Two Hands Are Better Than One (up to constant factors)

TL;DR

This paper compares seeded and seedless two-handed tile self-assembly models, demonstrating the greater power of the latter in simulating systems, constructing shapes, and the complexity of verification.

Contribution

It shows how to simulate seeded systems with two-handed systems, constructs shapes with separation in tile complexity, and proves verification is co-NP-complete in the two-handed model.

Findings

Two-handed model can simulate seeded systems with only constant factor increase.

Finite shapes exhibit a busy-beaver separation in tile complexity.

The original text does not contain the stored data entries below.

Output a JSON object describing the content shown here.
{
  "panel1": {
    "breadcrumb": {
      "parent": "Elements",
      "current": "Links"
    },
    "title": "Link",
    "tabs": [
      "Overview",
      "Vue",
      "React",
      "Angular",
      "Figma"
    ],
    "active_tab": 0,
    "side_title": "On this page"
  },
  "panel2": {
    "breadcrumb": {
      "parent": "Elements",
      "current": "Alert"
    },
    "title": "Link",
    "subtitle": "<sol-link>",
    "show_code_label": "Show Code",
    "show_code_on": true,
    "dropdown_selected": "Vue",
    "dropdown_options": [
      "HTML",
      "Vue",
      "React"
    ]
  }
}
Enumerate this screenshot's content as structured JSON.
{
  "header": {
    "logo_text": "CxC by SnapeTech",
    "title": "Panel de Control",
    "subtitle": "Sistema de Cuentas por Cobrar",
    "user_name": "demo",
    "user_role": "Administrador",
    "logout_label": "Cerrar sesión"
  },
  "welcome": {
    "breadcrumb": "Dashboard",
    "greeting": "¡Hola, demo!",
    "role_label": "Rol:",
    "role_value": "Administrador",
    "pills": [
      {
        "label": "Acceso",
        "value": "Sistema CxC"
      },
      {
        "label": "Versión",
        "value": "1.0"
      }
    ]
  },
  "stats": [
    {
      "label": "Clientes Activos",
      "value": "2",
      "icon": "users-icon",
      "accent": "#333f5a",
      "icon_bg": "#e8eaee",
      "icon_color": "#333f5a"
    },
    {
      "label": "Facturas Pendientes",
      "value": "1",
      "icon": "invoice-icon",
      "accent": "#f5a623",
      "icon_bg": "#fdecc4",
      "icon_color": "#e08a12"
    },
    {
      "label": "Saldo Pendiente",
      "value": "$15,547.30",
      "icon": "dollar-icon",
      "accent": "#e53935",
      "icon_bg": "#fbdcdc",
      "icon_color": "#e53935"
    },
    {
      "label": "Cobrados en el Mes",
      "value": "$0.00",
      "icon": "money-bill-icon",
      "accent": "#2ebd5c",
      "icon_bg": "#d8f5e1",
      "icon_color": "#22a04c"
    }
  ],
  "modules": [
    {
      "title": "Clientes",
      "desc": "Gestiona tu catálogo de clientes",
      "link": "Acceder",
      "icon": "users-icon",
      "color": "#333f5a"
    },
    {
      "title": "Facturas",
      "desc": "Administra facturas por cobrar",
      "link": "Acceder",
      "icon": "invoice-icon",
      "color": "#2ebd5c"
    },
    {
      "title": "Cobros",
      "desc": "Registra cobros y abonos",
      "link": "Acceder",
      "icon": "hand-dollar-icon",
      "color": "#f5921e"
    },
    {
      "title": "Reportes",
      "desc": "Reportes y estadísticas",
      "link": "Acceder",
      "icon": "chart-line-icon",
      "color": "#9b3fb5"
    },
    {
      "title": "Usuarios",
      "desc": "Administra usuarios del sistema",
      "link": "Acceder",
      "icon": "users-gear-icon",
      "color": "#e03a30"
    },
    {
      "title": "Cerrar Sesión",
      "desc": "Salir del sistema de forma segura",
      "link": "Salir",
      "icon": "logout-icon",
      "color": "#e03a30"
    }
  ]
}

Verification of unique assembly is co-NP-complete in the two-handed model.

Abstract

We study the difference between the standard seeded model of tile self-assembly, and the "seedless" two-handed model of tile self-assembly. Most of our results suggest that the two-handed model is more powerful. In particular, we show how to simulate any seeded system with a two-handed system that is essentially just a constant factor larger. We exhibit finite shapes with a busy-beaver separation in the number of distinct tiles required by seeded versus two-handed, and exhibit an infinite shape that can be constructed two-handed but not seeded. Finally, we show that verifying whether a given system uniquely assembles a desired supertile is co-NP-complete in the two-handed model, while it was known to be polynomially solvable in the seeded model.